Compiles and links for function profiling with gprof(1).

This is the same as specifying -p or -qp.

-real_size {32|64|128}

Default: -real_size 32

Alternate syntax: -r{8|16}, where 8 and 16 stand for the KIND of real variables.

Specifies the default size (in bits) of real and complex declarations, constants, functions, and intrinsics, where n is 32, 64, or 128:

• n is 32: Defines REAL declarations, constants, functions, and intrinsics as REAL(KIND=4) (SINGLE PRECISION) and defines COMPLEX declarations, constants, functions, and intrinsics as COMPLEX(KIND=4) (COMPLEX).
  Alternate syntax: None.
  See Also
  REAL(KIND=4) (REAL) Representation
  COMPLEX(KIND=4) (COMPLEX) Representation

• n is 64: Defines REAL declarations, constants, functions, and intrinsics as REAL(KIND=8) (DOUBLE PRECISION) and defines COMPLEX declarations, constants, functions, and intrinsics as COMPLEX(KIND=8) (DOUBLE COMPLEX).
  Specifying -real_size 64 causes intrinsic functions to produce a REAL(KIND=8) or COMPLEX(KIND=8) result instead of a REAL(KIND=4) or COMPLEX(KIND=4) result, unless the argument is explicitly typed as REAL(KIND=4) or COMPLEX(KIND=4), including CMPLX, FLOAT, REAL, SNGL, and AIMAG. For instance, references to the CMPLX intrinsic produce DCMPLX results (COMPLEX(KIND=8)), unless the argument to CMPLX is explicitly typed as REAL(KIND=4), REAL*4, COMPLEX(KIND=4), or COMPLEX*8. In this case the resulting data type is COMPLEX(KIND=4).
  Alternate syntax: -r8 or -autodouble
  See Also
  REAL(KIND=8) (DOUBLE PRECISION) Representation
  COMPLEX(KIND=8) (DOUBLE COMPLEX) Representation

• n is 128: Defines REAL declarations, constants, functions, and intrinsics as REAL(KIND=16) and defines COMPLEX declarations, constants, functions, and intrinsics as COMPLEX(KIND=16).
  Alternate syntax: -r16
  See Also
  REAL(KIND=16) Representation
  COMPLEX(KIND=16) Representation

-safe_cray_ptr

Default: Off (assume that Cray pointers do alias other variables)

Requires that the compiler assume that Cray pointers do not alias (that is, do not specify sharing memory between) other variables.

Consider the following example:

pointer (pb, b)

pb = getstorage()

do i = 1, n

  b(i) = a(i) + 1

enddo

By default, the compiler assumes that b and a are aliased.

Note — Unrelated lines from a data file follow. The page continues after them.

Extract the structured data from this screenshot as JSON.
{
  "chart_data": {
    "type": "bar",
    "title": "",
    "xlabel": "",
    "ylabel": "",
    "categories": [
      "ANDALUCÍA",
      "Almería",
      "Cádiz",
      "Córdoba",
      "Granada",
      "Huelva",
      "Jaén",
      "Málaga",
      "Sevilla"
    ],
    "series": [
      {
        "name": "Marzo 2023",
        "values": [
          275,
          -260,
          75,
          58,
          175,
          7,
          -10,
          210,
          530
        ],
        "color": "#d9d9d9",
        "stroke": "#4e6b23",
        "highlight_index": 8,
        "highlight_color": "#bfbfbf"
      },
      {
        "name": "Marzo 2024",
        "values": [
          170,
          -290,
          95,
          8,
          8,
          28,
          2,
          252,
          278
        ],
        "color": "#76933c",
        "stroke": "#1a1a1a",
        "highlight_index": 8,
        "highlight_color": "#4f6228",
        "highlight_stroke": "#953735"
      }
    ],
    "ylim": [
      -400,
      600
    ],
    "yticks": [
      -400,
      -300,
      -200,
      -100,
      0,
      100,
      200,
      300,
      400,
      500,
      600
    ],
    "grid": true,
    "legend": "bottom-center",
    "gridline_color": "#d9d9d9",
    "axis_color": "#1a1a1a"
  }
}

To prevent such an assumption, specify the -safe_cray_ptr option, and the compiler will treat b(i) and a(i) as independent of each other.

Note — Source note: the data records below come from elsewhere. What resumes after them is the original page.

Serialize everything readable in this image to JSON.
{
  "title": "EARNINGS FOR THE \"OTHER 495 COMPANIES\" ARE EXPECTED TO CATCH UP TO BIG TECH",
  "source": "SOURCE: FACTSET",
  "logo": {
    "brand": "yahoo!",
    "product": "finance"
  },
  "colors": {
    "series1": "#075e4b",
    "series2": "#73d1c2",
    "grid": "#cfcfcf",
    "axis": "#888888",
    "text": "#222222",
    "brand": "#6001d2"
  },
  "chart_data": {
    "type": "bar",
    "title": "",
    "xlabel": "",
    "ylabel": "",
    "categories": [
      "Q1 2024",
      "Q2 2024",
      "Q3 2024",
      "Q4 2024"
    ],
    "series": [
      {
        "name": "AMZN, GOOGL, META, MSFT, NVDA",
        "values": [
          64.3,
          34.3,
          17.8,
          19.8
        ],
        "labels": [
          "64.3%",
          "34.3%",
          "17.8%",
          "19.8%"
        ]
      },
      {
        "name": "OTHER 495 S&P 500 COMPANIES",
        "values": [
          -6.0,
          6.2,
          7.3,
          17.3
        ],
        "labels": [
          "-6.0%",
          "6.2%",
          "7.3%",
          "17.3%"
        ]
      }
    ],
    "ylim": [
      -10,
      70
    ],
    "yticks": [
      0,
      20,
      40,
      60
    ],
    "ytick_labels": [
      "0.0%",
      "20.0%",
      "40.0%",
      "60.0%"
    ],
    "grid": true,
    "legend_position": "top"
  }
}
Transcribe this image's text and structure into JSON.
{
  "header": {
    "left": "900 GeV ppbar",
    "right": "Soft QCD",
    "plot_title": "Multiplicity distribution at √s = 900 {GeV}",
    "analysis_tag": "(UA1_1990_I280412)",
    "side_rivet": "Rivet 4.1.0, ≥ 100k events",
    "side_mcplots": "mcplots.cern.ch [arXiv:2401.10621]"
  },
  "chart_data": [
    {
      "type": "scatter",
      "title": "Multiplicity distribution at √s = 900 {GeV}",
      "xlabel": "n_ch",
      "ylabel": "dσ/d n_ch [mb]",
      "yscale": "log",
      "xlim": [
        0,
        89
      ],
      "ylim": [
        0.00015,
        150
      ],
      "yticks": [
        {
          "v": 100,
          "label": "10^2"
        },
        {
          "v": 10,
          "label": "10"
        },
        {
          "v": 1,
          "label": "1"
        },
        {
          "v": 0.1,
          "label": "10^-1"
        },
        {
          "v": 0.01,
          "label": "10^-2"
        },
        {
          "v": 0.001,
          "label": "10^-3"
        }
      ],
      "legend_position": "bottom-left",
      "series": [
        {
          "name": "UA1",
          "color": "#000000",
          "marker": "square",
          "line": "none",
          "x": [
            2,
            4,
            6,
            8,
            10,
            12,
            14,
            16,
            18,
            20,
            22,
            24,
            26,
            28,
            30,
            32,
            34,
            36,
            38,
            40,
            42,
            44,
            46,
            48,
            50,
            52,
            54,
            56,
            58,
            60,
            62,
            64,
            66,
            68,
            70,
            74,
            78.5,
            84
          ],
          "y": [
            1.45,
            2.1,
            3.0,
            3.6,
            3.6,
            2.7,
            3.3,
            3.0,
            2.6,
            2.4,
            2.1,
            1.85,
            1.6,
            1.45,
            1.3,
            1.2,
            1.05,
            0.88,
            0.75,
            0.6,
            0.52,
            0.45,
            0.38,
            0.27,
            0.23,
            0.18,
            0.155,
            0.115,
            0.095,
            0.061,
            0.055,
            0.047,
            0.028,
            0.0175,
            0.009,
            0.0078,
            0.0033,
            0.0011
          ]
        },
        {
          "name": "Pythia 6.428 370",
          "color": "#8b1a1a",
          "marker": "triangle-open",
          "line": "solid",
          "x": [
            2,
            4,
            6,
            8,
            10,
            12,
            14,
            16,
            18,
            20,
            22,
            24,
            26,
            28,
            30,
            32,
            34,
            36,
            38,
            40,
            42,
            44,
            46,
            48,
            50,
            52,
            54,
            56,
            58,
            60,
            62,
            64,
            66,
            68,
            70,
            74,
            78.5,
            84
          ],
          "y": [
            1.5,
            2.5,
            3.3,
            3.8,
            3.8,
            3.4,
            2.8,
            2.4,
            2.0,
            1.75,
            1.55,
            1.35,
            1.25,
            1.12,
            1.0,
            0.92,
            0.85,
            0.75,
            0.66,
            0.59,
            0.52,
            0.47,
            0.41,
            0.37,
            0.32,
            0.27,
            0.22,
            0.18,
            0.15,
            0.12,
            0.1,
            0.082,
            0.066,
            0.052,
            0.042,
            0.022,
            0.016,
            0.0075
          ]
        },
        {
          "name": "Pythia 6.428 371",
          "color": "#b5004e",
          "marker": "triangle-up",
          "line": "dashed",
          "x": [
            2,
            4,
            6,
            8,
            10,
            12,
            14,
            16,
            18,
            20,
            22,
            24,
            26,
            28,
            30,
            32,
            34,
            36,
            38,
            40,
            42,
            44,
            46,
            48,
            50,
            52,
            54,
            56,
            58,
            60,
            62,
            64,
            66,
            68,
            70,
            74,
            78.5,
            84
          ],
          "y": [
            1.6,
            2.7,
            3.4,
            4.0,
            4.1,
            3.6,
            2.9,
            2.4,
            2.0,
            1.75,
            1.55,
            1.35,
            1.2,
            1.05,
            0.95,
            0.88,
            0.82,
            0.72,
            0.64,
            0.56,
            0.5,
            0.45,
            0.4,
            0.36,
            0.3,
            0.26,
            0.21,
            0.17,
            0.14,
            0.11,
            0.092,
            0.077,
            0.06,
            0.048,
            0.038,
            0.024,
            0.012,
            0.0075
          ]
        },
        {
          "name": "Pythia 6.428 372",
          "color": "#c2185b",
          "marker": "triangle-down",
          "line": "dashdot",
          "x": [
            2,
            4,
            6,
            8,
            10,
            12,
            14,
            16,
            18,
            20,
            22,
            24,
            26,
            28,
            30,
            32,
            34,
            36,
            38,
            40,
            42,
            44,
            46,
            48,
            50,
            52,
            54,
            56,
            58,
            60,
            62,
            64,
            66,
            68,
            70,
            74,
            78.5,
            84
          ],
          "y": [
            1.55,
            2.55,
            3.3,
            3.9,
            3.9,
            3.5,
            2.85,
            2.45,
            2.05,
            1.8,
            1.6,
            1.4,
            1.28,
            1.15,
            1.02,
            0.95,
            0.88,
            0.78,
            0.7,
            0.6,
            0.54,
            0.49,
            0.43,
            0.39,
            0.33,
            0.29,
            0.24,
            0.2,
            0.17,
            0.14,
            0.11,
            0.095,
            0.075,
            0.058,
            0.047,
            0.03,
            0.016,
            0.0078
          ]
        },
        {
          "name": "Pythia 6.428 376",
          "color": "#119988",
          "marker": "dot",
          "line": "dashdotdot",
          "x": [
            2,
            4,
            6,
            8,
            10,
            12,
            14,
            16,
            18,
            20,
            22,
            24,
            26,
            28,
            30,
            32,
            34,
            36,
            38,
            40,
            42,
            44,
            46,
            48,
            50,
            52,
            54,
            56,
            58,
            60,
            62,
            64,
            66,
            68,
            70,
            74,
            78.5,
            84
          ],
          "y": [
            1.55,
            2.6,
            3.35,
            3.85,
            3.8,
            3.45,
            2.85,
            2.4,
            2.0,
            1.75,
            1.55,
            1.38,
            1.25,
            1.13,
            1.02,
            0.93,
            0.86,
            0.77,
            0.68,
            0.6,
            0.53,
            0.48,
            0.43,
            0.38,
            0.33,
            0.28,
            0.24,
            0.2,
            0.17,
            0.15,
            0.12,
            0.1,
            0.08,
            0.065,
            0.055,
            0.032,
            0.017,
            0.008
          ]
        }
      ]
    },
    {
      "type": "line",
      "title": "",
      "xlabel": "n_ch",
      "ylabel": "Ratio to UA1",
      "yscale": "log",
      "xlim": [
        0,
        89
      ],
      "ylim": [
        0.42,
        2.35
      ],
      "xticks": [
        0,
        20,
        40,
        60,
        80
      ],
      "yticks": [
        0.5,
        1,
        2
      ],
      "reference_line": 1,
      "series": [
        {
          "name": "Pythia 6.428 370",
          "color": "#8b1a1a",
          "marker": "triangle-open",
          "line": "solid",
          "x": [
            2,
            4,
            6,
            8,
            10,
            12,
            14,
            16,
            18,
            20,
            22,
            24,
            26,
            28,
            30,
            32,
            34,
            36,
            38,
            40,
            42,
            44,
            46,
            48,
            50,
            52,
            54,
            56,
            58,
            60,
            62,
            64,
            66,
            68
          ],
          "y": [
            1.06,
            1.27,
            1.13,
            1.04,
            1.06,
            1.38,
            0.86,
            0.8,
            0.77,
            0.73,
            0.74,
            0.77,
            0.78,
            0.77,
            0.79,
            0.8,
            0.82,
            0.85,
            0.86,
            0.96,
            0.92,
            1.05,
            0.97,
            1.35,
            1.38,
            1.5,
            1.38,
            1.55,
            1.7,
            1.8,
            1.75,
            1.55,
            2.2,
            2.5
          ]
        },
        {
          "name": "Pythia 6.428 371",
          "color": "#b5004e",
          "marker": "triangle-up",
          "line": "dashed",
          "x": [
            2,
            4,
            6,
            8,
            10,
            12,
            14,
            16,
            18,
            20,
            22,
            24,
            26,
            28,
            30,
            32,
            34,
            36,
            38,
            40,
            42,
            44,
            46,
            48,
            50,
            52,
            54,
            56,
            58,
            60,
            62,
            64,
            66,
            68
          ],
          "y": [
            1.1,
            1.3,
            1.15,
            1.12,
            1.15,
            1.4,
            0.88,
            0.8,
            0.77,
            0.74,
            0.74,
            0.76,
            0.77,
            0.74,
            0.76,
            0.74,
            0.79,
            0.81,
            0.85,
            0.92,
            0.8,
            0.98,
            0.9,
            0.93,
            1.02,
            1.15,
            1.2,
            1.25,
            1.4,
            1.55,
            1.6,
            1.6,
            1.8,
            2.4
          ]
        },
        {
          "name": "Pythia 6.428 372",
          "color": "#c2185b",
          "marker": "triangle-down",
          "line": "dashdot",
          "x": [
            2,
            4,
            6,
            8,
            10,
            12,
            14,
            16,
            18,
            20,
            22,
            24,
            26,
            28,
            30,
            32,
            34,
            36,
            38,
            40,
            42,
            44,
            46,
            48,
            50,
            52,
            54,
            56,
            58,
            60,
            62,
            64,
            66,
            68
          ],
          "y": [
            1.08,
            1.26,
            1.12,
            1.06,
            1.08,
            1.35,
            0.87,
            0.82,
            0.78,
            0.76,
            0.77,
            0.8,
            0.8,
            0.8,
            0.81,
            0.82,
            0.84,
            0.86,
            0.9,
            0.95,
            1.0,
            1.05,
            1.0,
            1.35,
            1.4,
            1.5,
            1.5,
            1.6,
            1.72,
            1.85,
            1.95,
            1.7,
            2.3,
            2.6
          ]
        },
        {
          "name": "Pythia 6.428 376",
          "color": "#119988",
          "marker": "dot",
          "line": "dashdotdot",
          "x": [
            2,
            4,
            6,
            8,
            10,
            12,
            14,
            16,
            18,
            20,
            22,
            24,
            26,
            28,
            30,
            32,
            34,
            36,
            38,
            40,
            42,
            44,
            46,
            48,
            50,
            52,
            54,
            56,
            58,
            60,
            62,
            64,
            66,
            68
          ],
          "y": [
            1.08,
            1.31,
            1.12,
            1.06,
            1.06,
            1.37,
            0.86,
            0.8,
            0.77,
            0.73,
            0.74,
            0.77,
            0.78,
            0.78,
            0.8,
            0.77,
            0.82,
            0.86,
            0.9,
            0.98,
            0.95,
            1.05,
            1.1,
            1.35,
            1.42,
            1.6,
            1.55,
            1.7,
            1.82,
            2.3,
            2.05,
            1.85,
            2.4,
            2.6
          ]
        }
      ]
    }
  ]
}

However, if the variables are intended to be aliased with Cray pointers, using the -safe_cray_ptr option produces incorrect results. For the code example below, -safe_cray_ptr should not be used:

pointer (pb, b)

pb = loc(a(2))

   do i=1, n

      b(i) = a(i) +1

   enddo

-zero[-]

Default: Off (-zero-)

Initializes to zero all local scalar variables of intrinsic type INTEGER, REAL, COMPLEX, or LOGICAL that are saved and not already initialized.

For this option to be effective, you must use -save on the command line or have variables in your code specifically marked as SAVE.